PAYE Freelancers: pathways to support

PAYE freelancer

If you’re worried about your finances and wondering what support may be available to you, this page suggests a number of steps to take.

Assess > estimate > investigate

Before investigating any form of support it’s important to first assess your current situation, then estimate for the next few months any income/cash from any source (including savings) and compare that to all anticipated costs.

This will help you quantify the level of support you might need before you go looking for it.

And check out our advice and guidance on our Free Stuff page.

1 – Employment status

If you are paid through a payroll system with tax and/or national insurance taken off by the employer, you are treated by the government as an employee.

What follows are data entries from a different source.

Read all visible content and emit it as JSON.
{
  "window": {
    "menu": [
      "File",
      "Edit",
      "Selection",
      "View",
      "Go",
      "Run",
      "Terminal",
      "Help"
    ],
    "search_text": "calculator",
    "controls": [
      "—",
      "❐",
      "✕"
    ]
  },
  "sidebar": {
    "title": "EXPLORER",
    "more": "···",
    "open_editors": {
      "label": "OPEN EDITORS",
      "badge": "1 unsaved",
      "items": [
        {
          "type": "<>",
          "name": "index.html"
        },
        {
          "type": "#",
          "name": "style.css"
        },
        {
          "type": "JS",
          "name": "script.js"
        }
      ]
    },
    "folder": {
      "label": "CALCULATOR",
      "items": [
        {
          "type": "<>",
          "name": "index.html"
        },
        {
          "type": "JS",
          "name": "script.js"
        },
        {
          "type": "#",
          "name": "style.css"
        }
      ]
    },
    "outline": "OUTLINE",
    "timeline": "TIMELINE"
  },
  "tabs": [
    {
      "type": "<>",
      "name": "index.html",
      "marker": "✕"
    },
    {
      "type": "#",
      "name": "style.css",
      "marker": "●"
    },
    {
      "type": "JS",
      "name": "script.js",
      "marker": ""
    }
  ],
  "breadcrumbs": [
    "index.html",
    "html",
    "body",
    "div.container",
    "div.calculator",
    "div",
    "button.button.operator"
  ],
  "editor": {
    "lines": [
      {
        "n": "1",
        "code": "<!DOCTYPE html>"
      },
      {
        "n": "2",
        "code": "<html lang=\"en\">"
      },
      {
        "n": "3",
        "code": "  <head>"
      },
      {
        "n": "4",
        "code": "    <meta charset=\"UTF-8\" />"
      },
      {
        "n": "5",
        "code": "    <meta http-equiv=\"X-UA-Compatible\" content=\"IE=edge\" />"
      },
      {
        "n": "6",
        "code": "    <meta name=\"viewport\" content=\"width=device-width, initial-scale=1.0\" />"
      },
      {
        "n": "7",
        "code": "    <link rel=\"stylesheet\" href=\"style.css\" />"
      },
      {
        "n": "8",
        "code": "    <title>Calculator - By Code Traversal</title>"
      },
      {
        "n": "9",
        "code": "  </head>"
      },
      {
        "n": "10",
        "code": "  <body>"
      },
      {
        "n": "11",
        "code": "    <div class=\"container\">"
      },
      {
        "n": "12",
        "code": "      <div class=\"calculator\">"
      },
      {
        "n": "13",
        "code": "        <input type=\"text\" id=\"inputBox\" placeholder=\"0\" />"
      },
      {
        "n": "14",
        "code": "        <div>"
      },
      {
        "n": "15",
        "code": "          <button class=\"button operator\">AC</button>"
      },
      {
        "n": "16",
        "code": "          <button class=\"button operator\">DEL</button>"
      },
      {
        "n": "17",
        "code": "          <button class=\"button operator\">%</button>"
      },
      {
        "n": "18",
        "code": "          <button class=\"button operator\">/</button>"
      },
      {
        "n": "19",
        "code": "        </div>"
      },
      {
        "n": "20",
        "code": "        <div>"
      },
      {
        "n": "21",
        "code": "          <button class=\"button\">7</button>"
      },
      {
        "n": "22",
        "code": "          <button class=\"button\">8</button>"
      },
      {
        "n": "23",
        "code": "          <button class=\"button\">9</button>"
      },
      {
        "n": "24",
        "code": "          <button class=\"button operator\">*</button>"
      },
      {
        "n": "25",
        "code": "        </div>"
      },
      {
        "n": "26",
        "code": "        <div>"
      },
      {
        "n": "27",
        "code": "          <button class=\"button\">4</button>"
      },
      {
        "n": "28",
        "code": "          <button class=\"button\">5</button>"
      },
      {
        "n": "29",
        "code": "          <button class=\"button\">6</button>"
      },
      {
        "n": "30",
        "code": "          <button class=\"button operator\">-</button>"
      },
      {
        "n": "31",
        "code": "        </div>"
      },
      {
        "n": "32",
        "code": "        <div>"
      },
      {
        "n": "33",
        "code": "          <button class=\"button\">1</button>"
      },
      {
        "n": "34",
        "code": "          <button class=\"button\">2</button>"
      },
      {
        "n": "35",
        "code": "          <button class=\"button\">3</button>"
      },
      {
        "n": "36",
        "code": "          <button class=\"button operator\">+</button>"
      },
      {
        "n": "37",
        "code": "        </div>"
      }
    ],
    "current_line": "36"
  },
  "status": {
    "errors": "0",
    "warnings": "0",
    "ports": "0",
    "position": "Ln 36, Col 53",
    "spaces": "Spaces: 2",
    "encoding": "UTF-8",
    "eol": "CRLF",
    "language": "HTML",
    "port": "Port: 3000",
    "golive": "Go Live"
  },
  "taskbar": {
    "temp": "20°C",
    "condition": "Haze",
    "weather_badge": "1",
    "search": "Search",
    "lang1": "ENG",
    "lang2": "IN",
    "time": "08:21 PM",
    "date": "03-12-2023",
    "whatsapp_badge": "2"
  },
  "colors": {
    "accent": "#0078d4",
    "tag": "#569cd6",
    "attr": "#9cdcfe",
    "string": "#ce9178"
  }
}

This is true for people who might be described as ‘casual’ or ‘freelancer’ as well, as long as they are on the payroll. If you receive a payslip, this is you.

2 – Is your employer furloughing people?

Employers are allowed to take part in the Coronavirus Job Retention Scheme.

You can read my blog on this scheme here >

This is so that people can be kept on the payroll, but told to go home and not work. The aim is to make it easy to bring people back to the workplace after the lockdown is lifted.

If you are freelance the key eligibility criterion is:

  • were you on someone’s payroll AND did the employer submit an RTI payroll report to HMRC by 19 March 2020?

If so, you need to approach your employer and check if they are furloughing you. You both have to agree to this, but you, the employee, have no right of appeal if they refuse to furlough you.

If you have multiple employers and you were on multiple payrolls AND they each reported your pay by 19 March, check with all of them. You are allowed to be furloughed by every employer separately.

If so, what might you get?

An employer is allowed to reclaim from the government up to 80% of your average monthly pay, up to a cap of £2,500 per month. So it will cost the employer nothing to pay you 80% of your normal monthly pay for a minimum of three weeks.

UPDATE 12 May 2020: Employers can furlough for up to five months from 1 March to end of July 2020. From August 2020 there will be changes to the scheme, but the scheme has been extended to October 2020.

UPDATE 29 MAY 2020: Employers will be able to introduce flexible furloughing from July 2020. Eg, work 2 days and furlough 3 days.

Some employers will pay their staff more and take the hit themselves. You’d need to check with the employer.

What if they say no?

Try to find out why an employer is not furloughing you. It’s possible that they don’t realise it’s free to them.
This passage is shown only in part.